Police were called to Newton Lodge secure hospital unit at about 10.30pm. Mr Davies had asked to see a woman who worked at another hospital near by and had threatened staff, police said.

Armed police arrived on the scene and Mr Davies was found in the hospital grounds. He was challenged to hand over his weapon but refused to do so and walked into a wooded area, said Assistant Chief Constable Andy Brown, of West Yorkshire Police.

"He was again challenged and shots were subsequently fired by police," Mr Brown said. "He was taken to Pinderfields Hospital where emergency surgery took place, but he died at 12.20am."

Mr Davies is understood to have been shot twice. Early reports suggest that the same police marksman fired both times, but all the officers' weapons will have to be examined to establish who was responsible. It is unclear whether Mr Davies fired his weapon, which was recovered from the scene.

He claimed to have joined the Duke of Wellington's Regiment when he was 19 but, despite seeing action in Northern Ireland, deserted because of boredom. He then enlisted in the Croatian Army as a sniper before returning to Britain in Christmas 1996, he claimed.

York Crown Court gave him a nine-month jail term in 1997, reduced to probation on appeal, for affray and possessing an offensive weapon after attacking his father's car at his home in Selby.

He had always believed his father, Tony, was an SAS hero, the court was told. But his mother told him after his return that his father had been an Army truck driver.

Dressed in Croatian uniform and armed with a Gurkha kukri knife and a steel poker, Mr Davies confronted his father. Police used CS spray to subdue him.

His barrister at the appeal, Robert Collins, said that his client was suffering from post- traumatic stress disorder. "He had credited to him 46 Serbian kills. He can still see their faces and although he is coy about it, he is now terrified of battles, having seen so many of them dead," he told the court.

A former sergeant in the Royal Green Jackets who saw action with the Croatians said yesterday that he vaguely recalled someone who may have been Davies, but warned that his claims must be treated with scepticism.
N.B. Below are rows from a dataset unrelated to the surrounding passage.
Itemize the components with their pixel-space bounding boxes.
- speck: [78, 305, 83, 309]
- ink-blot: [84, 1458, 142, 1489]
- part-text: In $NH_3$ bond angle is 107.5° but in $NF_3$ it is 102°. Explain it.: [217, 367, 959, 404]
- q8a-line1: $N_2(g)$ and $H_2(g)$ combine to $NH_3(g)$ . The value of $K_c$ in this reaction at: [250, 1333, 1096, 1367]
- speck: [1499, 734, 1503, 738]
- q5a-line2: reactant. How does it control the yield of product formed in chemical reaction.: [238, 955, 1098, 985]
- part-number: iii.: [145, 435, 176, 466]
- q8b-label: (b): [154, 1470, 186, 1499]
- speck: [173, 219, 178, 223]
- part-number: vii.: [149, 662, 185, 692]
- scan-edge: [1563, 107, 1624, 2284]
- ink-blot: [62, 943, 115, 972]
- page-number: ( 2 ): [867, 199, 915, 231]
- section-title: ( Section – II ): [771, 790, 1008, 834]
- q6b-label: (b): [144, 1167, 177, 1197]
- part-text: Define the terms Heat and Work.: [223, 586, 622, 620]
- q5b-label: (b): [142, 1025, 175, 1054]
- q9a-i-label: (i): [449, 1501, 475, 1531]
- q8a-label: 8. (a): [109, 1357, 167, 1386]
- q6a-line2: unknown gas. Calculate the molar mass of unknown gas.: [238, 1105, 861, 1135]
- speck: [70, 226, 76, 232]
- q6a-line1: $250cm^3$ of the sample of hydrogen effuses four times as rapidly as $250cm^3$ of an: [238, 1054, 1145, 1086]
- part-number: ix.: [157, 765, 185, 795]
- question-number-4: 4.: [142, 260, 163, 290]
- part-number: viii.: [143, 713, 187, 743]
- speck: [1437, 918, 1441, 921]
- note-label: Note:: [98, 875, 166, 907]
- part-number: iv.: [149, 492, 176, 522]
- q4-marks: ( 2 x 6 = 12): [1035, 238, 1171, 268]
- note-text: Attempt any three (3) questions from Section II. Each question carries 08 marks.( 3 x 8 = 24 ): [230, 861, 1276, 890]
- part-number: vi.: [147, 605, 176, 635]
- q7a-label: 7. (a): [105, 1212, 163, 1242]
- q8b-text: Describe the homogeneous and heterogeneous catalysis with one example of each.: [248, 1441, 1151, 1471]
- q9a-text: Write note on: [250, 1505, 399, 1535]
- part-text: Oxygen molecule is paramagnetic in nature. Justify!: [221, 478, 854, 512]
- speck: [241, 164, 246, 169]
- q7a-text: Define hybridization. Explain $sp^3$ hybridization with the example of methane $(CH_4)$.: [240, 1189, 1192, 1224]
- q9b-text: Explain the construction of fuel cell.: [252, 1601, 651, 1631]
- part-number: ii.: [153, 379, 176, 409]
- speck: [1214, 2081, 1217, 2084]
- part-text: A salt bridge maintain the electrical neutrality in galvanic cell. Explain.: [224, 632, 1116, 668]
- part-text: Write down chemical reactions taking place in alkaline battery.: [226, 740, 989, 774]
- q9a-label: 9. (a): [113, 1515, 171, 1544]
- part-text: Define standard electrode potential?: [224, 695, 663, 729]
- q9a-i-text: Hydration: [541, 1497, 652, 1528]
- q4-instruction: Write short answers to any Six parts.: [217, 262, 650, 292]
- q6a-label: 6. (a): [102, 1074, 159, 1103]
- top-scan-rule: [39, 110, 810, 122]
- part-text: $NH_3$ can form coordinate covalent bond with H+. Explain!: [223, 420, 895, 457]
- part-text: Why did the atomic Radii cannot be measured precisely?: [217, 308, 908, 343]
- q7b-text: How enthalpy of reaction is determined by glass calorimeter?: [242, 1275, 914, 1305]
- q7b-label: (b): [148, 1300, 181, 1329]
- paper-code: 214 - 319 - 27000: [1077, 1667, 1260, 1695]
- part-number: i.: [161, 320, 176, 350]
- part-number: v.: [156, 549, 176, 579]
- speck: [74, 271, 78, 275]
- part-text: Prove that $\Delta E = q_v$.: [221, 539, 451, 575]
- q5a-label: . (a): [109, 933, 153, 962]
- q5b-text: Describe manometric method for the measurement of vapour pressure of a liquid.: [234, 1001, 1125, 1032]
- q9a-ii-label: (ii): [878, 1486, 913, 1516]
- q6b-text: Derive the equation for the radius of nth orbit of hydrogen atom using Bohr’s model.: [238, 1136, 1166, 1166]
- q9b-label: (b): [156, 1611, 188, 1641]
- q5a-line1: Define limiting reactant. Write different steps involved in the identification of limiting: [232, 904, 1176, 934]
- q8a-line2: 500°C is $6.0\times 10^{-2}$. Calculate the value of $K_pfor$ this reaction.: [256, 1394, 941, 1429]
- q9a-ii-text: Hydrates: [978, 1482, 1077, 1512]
Croatian soldiers who murdered Serbian and Bosnian civilians would claim "kills," he said, but he could not recall a British "super sniper" in the war.

Mr Davies had been living with his girlfriend and two-year-old boy in the village of Burn, five miles south of Selby. He was said to have worked as a nightclub doorman, labourer, security guard and crane operator. Ian Murray, landlord of The Wheatsheaf, a pub in the village, said: "He was a very competitive lad and he always liked to win but he never gave the impression of being a Rambo type."